Published on Dec 06, 2015
Since the early days of the Web, server-side executable content has been an important Ingredient of server technology. It has turned simple hypertext retrieval into real applications. Not surprisingly, the idea of remotely controlling devices through the Web1, 2 has always seemed near at hand. Because hypertext user interfaces can run on any Web browser, UI development boils down to Web content creation.
Furthermore, thanks to the HTTP standard's smart and scalable nature, we can fit embedded servers into simple 8-bit microcontrollers with only a few Kbytes of RAM and ROM
Ever since we started integrating hypertext browsers into mobile phones, people have proposed using mobile phones as remote controls. Now, with the provision of short-range wireless connectivity- for example, through Bluetooth mobile phones and other handhelds might substantially change the way people interact with electronic devices. Here, we report on our effort to create a low-power wireless microserver with a very small form factor and connect it to mobile devices using standard consumer technology.
There are several ways to make things visible on the Web. In the simplest case, a server hosts an item's Web presence without a physical connection to the item. A handheld device reads links between the item and its Web presence, connects to the respective URL, and retrieves information about the item. A well-known example for this approach is the Cooltown Museum, 1 where small infrared transceivers are located close to the pictures.
When coming close, the visitor's PDAs receive Web links that point to the information pages for the particular picture. Unfortunately, interacting with the item itself is impossible. Interaction with a device would be possible if the device had a wireless control interface to its internal logic. For example, the mobile terminal could download a device-specific user interface application from the Web and use it to control the device through a device-dependent protocol (see Figure A1). This approach might become feasible when we can download Java applications into mobile terminals with access to Bluetooth APIs.
Accessing the device immediately and locally without an Internet connection would be possible only if the device contained an embedded Web server (see Figure A2). An execution environment, such as serverside scripting, would be required to interact with the device's logic.
Short-range connectivity seems to be an obstacle, but it empowers location-aware applications through the wireless link's limited reach.

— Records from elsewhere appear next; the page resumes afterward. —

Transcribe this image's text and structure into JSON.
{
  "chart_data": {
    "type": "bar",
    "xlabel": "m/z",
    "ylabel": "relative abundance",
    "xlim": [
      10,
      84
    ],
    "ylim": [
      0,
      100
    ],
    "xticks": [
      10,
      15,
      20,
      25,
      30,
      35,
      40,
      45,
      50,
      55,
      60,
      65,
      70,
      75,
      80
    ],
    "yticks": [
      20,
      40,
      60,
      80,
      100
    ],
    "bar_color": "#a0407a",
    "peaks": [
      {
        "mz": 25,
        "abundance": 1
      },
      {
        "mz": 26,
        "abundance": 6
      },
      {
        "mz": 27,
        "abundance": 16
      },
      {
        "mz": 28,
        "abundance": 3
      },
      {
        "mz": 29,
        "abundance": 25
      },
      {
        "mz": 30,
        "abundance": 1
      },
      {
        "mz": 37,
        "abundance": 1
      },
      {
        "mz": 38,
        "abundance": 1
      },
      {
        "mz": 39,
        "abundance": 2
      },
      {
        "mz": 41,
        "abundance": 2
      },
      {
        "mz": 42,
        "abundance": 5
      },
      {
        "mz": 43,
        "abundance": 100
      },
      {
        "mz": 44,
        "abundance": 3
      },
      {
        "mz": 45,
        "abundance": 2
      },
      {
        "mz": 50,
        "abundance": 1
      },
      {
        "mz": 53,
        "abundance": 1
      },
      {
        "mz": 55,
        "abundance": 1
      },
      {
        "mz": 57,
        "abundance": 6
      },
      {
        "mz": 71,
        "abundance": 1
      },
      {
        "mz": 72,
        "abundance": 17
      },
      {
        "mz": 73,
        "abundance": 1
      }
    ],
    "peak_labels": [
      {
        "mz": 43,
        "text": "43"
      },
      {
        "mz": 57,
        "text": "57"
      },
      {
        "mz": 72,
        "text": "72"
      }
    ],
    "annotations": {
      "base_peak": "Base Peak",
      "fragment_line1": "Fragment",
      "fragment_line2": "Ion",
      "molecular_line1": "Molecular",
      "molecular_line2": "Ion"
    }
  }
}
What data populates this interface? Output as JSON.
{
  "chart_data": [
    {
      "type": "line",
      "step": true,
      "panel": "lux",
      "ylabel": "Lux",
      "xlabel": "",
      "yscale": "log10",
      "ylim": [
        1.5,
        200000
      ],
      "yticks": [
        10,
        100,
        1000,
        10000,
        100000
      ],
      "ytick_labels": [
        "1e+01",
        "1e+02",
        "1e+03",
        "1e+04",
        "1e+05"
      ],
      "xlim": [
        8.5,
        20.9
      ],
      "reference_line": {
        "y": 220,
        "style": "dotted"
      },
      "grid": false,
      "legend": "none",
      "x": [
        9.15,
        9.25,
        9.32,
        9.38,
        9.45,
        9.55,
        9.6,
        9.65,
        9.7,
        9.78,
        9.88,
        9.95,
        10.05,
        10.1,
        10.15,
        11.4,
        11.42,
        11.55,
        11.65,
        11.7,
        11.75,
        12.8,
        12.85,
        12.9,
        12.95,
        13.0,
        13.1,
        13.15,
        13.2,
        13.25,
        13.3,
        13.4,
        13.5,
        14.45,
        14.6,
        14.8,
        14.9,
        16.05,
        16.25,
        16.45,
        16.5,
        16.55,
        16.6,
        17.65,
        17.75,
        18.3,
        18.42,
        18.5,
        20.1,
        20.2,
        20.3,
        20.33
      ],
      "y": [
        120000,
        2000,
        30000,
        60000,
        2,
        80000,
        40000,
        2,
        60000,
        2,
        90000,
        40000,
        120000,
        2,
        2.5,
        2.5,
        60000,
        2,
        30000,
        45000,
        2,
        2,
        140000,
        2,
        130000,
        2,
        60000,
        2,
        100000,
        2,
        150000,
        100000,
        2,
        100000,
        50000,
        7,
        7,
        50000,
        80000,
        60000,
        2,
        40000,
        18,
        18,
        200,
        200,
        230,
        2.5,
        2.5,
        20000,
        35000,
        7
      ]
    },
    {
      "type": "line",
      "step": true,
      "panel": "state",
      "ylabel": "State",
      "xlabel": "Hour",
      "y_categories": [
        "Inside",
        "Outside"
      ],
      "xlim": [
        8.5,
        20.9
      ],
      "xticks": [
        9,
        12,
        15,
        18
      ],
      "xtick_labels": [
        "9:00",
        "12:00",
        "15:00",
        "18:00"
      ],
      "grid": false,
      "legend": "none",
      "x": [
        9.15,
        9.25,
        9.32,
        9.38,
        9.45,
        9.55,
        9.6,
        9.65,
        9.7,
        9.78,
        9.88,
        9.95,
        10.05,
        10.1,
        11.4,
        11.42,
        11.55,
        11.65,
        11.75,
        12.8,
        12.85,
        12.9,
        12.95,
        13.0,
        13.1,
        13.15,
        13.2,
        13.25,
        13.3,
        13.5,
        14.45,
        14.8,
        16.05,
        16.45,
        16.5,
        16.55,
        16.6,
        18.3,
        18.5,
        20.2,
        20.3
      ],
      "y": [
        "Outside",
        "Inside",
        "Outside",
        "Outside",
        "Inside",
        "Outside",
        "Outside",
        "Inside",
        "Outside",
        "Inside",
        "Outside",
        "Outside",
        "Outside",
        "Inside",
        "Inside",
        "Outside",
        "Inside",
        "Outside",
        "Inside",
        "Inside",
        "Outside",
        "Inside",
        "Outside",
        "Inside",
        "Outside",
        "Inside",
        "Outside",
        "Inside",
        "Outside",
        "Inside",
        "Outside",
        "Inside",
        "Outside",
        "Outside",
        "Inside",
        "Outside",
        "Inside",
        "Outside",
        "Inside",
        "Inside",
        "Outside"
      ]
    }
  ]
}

If a user wants to adjust a microserver-equipped TV's volume, he or she does not want to accidentally interact with somebody else's TV. Therefore, short-range wireless radio links, preferably using unlicensed bands, are well suited for networking things and people.
The wireless application protocol is an industry-wide standard to connect mobile phones to the Web. It is designed especially for the mobile phone environment and its limited battery power and memory, small display, and low transmission rates.
Similar to the Japanese I-mode, WAP provides Web access for mobile devices. Usually, browsers directly request HTML content from a Web server using HTTP. A typical WAP infrastructure also needs HTTP (see Figure 1), but the WAP protocol stack (see Figure 2) and the WML (Wireless Markup Language) are tailored for the limited transmission capacity and resources of mobile devices. In addition, unlike HTTP, WAP allows server push operation, so the server can send a WML page to a browser without a request.
The WAP standard also specifies different levels of security that enable data encryption and trusted communication—for example, for electronic payments or banking applications. Because future mobile phones will have larger screens and more processing power, the next-generation WAP standard (WAP 2.0) will support the HTTP protocol and XHTML as a markup language. Another reason for this support is the general trend toward all-Internet protocol (IP) infrastructures. Currently, most Web browsers available in Europe are based on WAP 1.1, which we selected for our implementation. However, you could apply our concept to other mobile Web technologies, such as I-mode and WAP 2.0 without a substantial change in complexity.